The question permeated more deeply aided by a late Saturday matinee showing of Gone Baby Gone, starring Casey Affleck and written and directed by his brother, Ben Affleck, and set in the working class areas of Southie (South Boston) and Chelsea. Without spilling my guts about the whole movie let me say that there is a moral dilemma involved that is hardwired into class conditioning. Is someone better off raised by blood or money? Interesting question that is only easy to resolve if one has spent a career with a bias in a particular direction, but is also a little like deciding life or death by a coin toss in the way of No Country for Old Men. These questions though are in fact life and death, so sometimes one wishes for “the integrity of a tie” even when deep down you know there can’t be one in real life.
But in games why can’t there be ties? Ties appropriately salute the evenly matched, the well-played draw, and even, though perhaps it sounds trite, the value of sportsmanship, if indeed there are any left who believe in sportsmanship. Ties are an exercise in a different kind of character building that still has inherent value, and after all, just as LSU’s Coach Miles could call for a gambling 2-point conversion, every coach has a choice in concrete terms that allows any with such a proclivity for chance or a depth of conviction and character to avoid a tie, just as he did when he called for the conversion.

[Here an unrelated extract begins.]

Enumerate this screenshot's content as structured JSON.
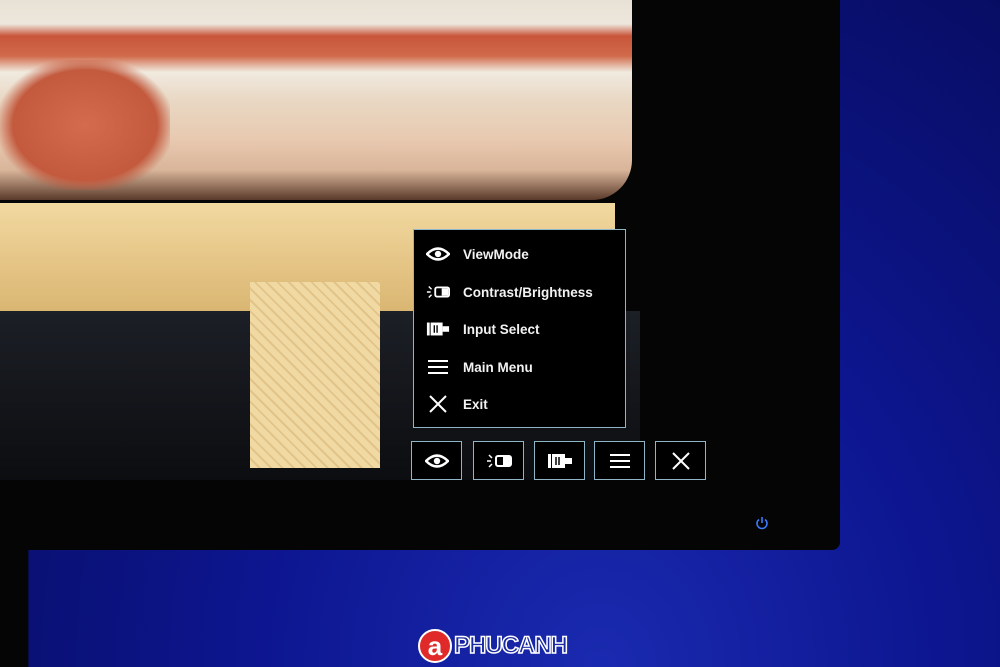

Perhaps this sounds a little too politically correct, like handing out trophies to all participants, but what game is this really that plays four quarters and then goes into some kind of scoring Russian roulette where now we have the football equivalent of soccer’s penalty kick where each team tries to bull it over from the 25 yard line. What level of unreality is that? What game is this?
What happened to the integrity of the tie?